L’intégration du HDR10 par le nouveau JmGO atteint un niveau de maîtrise impressionnant. Dès qu’un signal HDR est détecté, le projecteur adapte automatiquement ses paramètres pour respecter la courbe de transfert électro-optique (EOTF), assurant un suivi précis de la dynamique lumineuse. Autrement dit, le Gamma EOTF épouse fidèlement la courbe de référence HDR10, conférant à l’image un rendu réaliste à la fois dans les hautes lumières et dans les zones d’ombre.
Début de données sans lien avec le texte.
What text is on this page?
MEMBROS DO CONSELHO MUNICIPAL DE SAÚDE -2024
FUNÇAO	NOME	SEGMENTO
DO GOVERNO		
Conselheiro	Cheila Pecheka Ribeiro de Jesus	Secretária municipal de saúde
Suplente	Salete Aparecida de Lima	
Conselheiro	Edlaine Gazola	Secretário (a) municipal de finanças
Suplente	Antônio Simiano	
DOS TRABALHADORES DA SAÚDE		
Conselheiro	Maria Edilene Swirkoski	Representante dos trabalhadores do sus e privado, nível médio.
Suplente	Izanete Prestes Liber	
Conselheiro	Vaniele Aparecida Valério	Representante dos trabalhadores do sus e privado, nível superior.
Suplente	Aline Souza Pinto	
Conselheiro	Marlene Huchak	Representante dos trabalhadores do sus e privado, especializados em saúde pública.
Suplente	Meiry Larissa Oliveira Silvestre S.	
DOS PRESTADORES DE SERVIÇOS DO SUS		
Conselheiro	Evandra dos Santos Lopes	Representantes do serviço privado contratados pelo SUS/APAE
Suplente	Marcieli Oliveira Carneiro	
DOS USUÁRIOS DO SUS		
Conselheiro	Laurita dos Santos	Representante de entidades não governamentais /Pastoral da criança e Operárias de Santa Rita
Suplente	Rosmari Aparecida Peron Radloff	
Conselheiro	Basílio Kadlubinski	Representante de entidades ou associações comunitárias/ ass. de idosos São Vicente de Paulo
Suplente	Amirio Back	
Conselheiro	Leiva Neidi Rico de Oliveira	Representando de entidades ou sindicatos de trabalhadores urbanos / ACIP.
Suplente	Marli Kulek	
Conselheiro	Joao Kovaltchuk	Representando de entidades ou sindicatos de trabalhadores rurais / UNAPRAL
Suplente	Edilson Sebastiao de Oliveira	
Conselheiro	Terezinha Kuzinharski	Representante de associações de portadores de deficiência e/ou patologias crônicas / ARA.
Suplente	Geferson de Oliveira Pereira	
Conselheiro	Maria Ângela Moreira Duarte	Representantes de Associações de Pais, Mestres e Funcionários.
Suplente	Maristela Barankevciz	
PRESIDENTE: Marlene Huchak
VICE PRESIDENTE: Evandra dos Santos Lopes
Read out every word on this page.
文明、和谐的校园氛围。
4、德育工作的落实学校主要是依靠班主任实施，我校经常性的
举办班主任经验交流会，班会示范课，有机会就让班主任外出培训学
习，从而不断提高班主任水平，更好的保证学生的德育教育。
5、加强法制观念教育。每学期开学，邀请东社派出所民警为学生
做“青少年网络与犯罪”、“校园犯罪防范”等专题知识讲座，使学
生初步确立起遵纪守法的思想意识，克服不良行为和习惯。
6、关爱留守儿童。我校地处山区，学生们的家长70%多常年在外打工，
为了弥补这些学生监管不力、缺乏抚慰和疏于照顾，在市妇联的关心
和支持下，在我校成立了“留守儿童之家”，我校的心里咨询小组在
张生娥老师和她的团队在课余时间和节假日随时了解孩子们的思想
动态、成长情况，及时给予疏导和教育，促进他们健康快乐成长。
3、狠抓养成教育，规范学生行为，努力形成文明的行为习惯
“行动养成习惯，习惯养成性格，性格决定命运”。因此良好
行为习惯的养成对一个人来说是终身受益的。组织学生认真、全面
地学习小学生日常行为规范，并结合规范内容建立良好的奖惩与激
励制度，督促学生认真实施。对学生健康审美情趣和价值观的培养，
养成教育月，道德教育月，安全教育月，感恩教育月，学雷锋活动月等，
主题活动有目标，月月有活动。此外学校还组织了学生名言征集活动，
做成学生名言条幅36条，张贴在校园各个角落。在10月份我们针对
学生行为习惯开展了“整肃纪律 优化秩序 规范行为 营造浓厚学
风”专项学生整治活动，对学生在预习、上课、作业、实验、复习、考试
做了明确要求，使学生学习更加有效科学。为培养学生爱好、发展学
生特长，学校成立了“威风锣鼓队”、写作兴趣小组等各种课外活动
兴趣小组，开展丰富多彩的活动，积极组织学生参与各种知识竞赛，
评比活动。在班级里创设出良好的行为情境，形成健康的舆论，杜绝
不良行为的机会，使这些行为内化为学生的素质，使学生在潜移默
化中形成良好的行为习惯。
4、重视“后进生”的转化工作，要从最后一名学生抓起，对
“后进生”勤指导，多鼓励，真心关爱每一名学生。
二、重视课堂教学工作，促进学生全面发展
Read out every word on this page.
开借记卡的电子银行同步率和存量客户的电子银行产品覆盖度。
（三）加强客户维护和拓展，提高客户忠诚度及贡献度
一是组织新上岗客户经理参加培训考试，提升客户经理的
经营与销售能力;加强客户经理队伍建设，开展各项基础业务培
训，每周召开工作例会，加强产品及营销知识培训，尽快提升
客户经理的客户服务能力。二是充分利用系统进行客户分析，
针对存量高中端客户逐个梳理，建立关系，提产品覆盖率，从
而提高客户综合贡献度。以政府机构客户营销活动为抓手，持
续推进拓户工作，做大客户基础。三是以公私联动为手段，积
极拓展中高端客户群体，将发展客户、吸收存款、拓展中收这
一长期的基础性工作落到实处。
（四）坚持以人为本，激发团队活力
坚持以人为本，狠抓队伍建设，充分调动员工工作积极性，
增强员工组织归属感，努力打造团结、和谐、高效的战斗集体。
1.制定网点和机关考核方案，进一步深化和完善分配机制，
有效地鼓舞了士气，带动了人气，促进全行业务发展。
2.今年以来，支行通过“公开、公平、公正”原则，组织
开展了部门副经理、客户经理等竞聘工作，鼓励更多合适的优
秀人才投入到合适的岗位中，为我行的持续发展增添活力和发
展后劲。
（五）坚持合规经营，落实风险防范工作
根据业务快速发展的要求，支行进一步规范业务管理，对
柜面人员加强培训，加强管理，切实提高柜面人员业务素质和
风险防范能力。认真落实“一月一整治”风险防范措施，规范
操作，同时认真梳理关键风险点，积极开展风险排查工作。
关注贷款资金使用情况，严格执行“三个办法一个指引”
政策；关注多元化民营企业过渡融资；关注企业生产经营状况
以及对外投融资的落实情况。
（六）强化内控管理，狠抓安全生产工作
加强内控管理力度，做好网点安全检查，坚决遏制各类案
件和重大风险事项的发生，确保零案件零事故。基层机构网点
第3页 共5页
Une fois que le point blanc est ajusté correctement — et il est intéressant de noter que le réglage reste le même pour les contenus SDR et HDR —, le JmGO délivre une cohérence chromatique solide, sans virages de couleur gênants ni blanc trop froid ou trop chaud.

Test JmGO N3 Ultra Max
HDR

Contraste et luminosité :

Les 4 600 lumens annoncés (norme CVIA) ne se retrouvent pas dans la pratique : dans le mode le plus lumineux, avec le boost de luminosité activé et mesuré sur un écran blanc (sonde orientée vers l’écran), j’ai relevé un pic à 3 313 lumens. C’est déjà une belle performance, d’autant que dans une configuration plus réaliste — c’est-à-dire avec des couleurs justes et le laser réglé sur 10 — on obtient 1 916 lumens. Ce niveau demeure suffisamment élevé pour projeter confortablement une image 4K HDR sur une base de 3,50 m tout en conservant une luminance d’environ 26 fL, et peut même monter jusqu’à 4,45 m de base en mode SDR, avec là aussi 26 fL. Autrement dit, le N3 Ultra Max a de quoi alimenter de très grands écrans sans craindre de perdre en lisibilité ou en dynamique visuelle. Cette souplesse est renforcée par la gestion précise du laser, réglable par paliers de 1 à 10, qui permet d’adapter la puissance lumineuse aux dimensions exactes de votre surface de projection. Côté contraste, je mesure un natif de 1 045 :1 après calibrage, contre environ 1 400 :1 avant réglages. Le niveau de noir, lui, s’établit à 0,258 cd/m² (post-calibrage), un résultat honnête qui reste cohérent avec la forte luminosité disponible. J’ai par ailleurs testé toutes les options de contraste dynamique, mais aucune n’a fait évoluer mes mesures de manière significative.

Test JmGO N3 Ultra Max
Contraste luminosité colorimétrie N3 Max Ultra

Conclusion

Je vais m’arrêter ici, pour les raisons évoquées en introduction. En effet, les barrières linguistiques et le fait que l’exemplaire en ma possession ne soit pas destiné à la commercialisation européenne rendent l’exploration complète de ses fonctionnalités complexe. Toutefois, ce bref aperçu laisse déjà entrevoir tout le potentiel de la future version globale, qui devrait, on l’espère, être traduite et dotée d’une interface adaptée à nos marchés. Dans la mesure où cet appareil n’est pas encore commercialisé chez nous, je ne lui attribuerai pas de note définitive. Néanmoins, je dois souligner à quel point j’ai été séduit par ses performances globales, que ce soit en termes de luminosité, de contraste ou d’excellente reproduction colorimétrique. Les fonctionnalités d’intelligence artificielle, couplées à la motorisation de la balancelle, constituent un véritable atout : non seulement elles facilitent l’installation et les réglages, mais elles surpassent à mes yeux les possibilités offertes par la plupart des Lens-shift mécaniques habituels. Cet aperçu est donc particulièrement prometteur : si la version globale parvient à préserver ces qualités tout en offrant une interface en français (ou dans d’autres langues européennes) et des services Smart TV adaptés, elle risque fort d’établir un nouveau standard dans le domaine des projecteurs triple laser. Vivement son lancement officiel chez nous !

ENGLISH VERSION

TEST JMGO N3 ULTRA MAX

The term “Test” for this article might be slightly misleading, and you’ll soon understand why. The brand-new JmGO N3 Ultra Max unit I have is not a so-called “global” version. In other words, it is not (yet) sold internationally by the brand, unlike the N1S Ultimate I recently reviewed in detail.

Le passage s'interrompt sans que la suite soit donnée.